The FlT (Fermat's Little Theorem) fails for only composite numbers, and my question concerns with any pattern being followed in their failure cases - in terms of the size of the permutation set, and the number of elements in that set. If yes, then the reason is also needed. I mean by permutation set the set of permutations in a group that is separated only by rotations in the combinatorial interpretation. The combinatorial interpretation of FlT is based on a circular bead with $a$ colors, and $p$ being the number of beads, or the string size. Also, the same color strings (all same color beads) are ignored. this leads to $a$(one string for each color) subtraction from the $a^n$. This should lead to $p\mid (a^p - a)$. Also, this $a$ subtraction makes the failure cases (only for non-prime integers) being different from the not-failure cases (for prime integers), in the combinatorial interpretation.
So, if $a=2$, then there are 2 colors, $B$(Black) and $W$(White).
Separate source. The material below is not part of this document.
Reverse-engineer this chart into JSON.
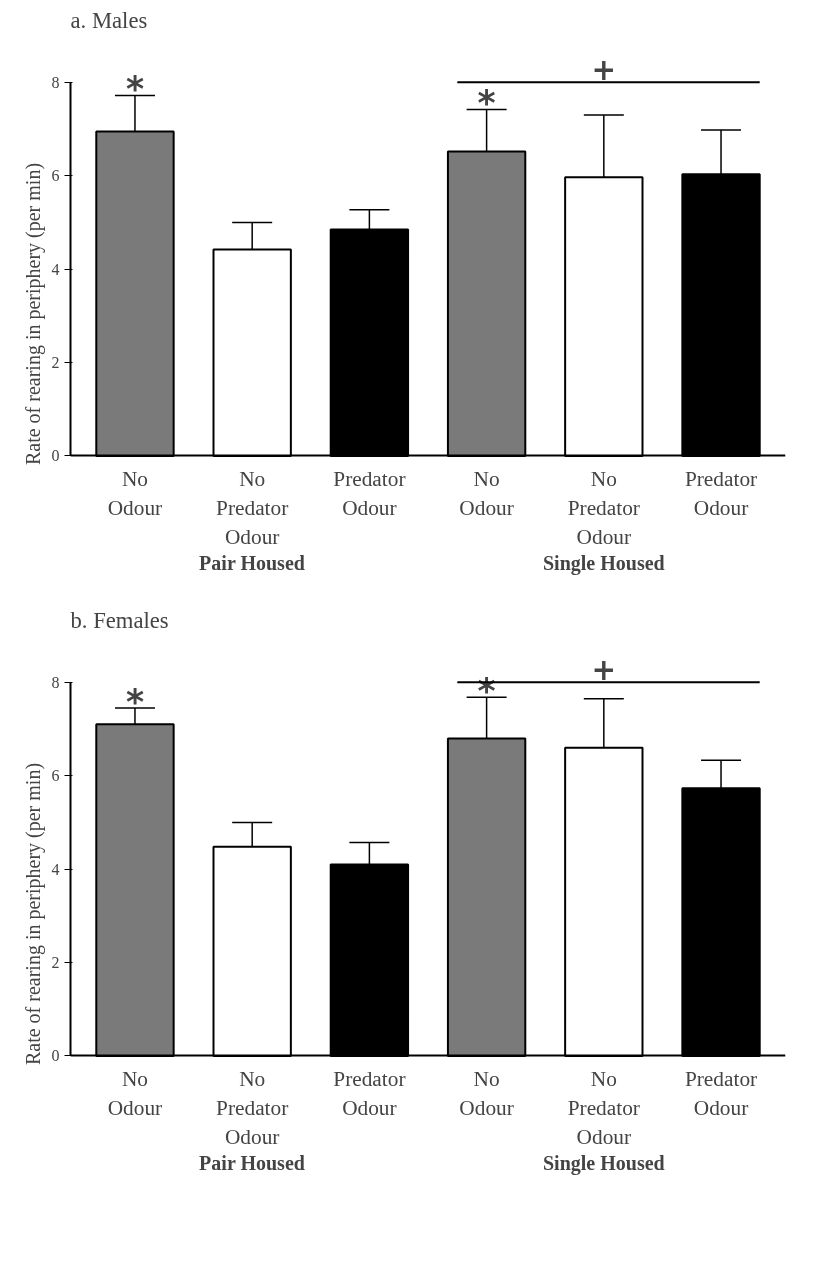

Coming back to the question, for example, for $a =2$ and $p=4$, there is one failure case of size two (i.e., two permutations in the set) :
i) $BWBW= WBWB$.
While for the case of $a =2$ and $p=6$, there are three failure cases with sizes $2,3,3$ respectively as:
i) $BWBWBW= WBWBWB$
ii) $BBWBBW=WBBWBB=BWBBWB$
iii) $WWBWWB=BWWBWW=WBWWBW$
I can see that $6$ factors into two factors $2$ and $3$, but that does not help.
Addendum The other or non-failure permutations for the case of $a=2$ and $p=4$ are : $$BWWW=WBWW=WWBW=WWWB \\ BBWW=WBBW=WWBB=BWWB \\ BBBW=WBBB=BWBB=BBWB,$$
The $=$ sign equates the equivalent permutations separated by a rotation only.
Similarly, there are $54$ non-failure permutations in group of $6(=p)$ are there for $a=2$ and $p=6$. The $8$ failure cases are specified above.